Sunday, January 22, 2012

Some Thoughts on Equality

by Pa Rock
Citizen Journalist

For the past month or two I have been reading a collection of African American novels written in the 1920's.  The book that I am currently enjoying is Plum Bun by Jessie Redmon Fauset, and although I am only a couple of chapters into it, I found this poignant passage of a young black girl's thoughts on equality:

"At a very early age she had discovered that the good things of life are unevenly distributed;  merit is not always rewarded;  hard labour does not necessarily entail adequate recompense." 

Just a few years ago the social and economic inequalities were seldom brought out into the sunshine and discussed.  The Occupy movement with its "in your face" dramatics has now focused attention on what is, in some respects, a national caste system.  Add to that the Republicans' all out war on unions, public pensions, Social Security, Medicare and Medicaid, public healthcare, education, and any attempts to force the rich to pay their fair share of taxes, and it is suddenly quite clear that those in control of the national wealth are hellbent on staying in control.

America is at a crossroads.  Will we continue to cede control of the economy and the political process to the people who ship jobs overseas, do their banking in Switzerland and the Cayman Islands, pay lower tax rates than those of us who actually work, and love to fire people - or will we finally begin to acknowledge how things really are and commit to making serious change?

Having an intelligent President committed to making positive social change is not enough.  As we have learned over the past four years, the Republicans in Congress will vociferously oppose anything the President supports - even legislation that they once proposed themselves.  Their agenda has been one of obstruction and destruction.

The approval rating of Congress is now somewhere in the high single digits.   If ever the time was ripe for change, this would be it.

It is time that we began placing the same level of scrutiny on our Representatives and Senators as we do our presidential candidates - focusing on where their campaign cash originates and how those donations correlate to votes in Congress.

It is time to kill Citizens United - either through a Constitutional amendment or a second hearing in front of a more intelligent Supreme Court.

And it is well past time to occupy Congress with real people whose loyalties are to the people back home and not to the armies of lobbyists who infest our nation's capitol.

Only then will we have a shot at equality.

3 comments:

Unknown said...

A fried of mine recently proposed a system where states are run by the judiciary -admittedly in a drunken conversation. Surprisingly, we argued over its merits and found it may well be the solution - except when we reached the inevitable conclusion: too much power will corrupt anybody. But maybe equal distribution of power might help in some way-no central/national party, just states, more frequent elections. I'm spitballing.

Xobekim said...

Money is the root of the Citizen's United evil. The answer, I think, is something like a strict prohibtion on campaign contributions except from registered voters.

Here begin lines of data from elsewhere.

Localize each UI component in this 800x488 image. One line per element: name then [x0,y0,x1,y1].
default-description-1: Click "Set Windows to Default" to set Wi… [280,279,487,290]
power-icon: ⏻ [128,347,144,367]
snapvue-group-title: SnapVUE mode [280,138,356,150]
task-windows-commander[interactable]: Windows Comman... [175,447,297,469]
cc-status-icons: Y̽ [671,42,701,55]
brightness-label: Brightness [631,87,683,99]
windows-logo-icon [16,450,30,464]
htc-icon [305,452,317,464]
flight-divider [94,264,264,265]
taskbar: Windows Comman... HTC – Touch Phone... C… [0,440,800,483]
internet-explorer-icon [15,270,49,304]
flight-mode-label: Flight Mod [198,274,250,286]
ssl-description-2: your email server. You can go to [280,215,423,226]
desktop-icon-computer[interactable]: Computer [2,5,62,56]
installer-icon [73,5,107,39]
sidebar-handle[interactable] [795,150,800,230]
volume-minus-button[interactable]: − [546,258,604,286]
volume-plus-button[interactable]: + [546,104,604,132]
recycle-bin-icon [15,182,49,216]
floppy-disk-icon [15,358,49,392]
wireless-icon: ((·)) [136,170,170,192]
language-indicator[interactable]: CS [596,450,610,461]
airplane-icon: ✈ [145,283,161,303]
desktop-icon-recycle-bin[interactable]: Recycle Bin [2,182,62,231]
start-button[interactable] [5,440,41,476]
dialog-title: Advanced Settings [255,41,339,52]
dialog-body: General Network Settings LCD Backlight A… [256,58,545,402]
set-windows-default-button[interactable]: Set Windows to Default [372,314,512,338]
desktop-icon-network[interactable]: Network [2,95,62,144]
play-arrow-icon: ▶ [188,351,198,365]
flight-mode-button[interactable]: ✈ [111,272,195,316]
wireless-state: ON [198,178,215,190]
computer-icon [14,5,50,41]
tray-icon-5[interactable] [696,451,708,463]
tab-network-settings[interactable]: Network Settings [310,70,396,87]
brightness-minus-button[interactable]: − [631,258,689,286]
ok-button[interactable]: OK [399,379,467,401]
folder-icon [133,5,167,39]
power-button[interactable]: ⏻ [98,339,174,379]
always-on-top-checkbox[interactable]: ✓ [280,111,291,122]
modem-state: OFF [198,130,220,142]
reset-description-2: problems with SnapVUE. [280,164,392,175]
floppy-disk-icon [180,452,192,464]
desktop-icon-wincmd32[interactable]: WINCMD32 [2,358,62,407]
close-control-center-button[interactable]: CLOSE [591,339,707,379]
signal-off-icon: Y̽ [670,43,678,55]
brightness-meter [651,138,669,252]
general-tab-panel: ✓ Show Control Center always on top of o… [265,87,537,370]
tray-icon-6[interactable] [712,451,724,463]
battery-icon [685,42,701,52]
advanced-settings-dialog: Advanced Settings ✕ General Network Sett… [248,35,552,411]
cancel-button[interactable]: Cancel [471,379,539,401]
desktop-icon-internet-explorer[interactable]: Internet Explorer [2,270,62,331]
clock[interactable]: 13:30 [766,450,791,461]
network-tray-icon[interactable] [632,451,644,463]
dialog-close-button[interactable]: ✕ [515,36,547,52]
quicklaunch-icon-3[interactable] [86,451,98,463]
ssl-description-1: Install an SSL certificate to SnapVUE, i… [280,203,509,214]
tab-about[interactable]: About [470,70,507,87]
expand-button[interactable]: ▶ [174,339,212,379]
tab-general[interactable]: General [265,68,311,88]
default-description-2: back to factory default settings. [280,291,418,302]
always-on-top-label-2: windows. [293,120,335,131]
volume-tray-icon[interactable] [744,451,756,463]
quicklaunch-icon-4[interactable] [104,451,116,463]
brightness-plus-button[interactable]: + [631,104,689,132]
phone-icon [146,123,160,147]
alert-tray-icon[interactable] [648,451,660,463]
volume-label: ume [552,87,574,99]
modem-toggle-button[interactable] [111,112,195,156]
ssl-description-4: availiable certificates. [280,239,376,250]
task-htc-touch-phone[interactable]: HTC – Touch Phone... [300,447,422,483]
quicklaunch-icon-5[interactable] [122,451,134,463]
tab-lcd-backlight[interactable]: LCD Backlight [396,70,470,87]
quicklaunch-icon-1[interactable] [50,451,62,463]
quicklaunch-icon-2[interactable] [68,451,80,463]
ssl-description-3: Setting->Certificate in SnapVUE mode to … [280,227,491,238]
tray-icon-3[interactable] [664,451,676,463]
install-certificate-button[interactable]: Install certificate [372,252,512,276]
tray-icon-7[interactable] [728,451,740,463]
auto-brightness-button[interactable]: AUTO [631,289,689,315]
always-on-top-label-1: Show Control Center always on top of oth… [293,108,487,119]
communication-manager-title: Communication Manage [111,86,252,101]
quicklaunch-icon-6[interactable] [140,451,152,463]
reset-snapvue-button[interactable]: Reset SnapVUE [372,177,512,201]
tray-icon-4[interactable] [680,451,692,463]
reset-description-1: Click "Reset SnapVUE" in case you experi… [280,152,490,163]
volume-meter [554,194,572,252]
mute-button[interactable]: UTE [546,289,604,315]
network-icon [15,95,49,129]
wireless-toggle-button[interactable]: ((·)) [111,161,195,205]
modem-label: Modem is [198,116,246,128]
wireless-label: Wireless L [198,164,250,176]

Rahm Emanuel spoke about having skin in the game. If only registered voters are in the game then we get a better result.

The passage from the Plum Bun speaks truth to another bit of political diatribe. Work hard and you will succeed. Not every person's world, or America, is a world or nation of opportunity. The propensity of politicians to pander to the money widens the disconnect.

Don said...

I'd go further with limitations on money: All presidential campaigns are publicly financed.

End of story.
No exceptions.

Limit the campaign season to the period between Labor Day and Election Day.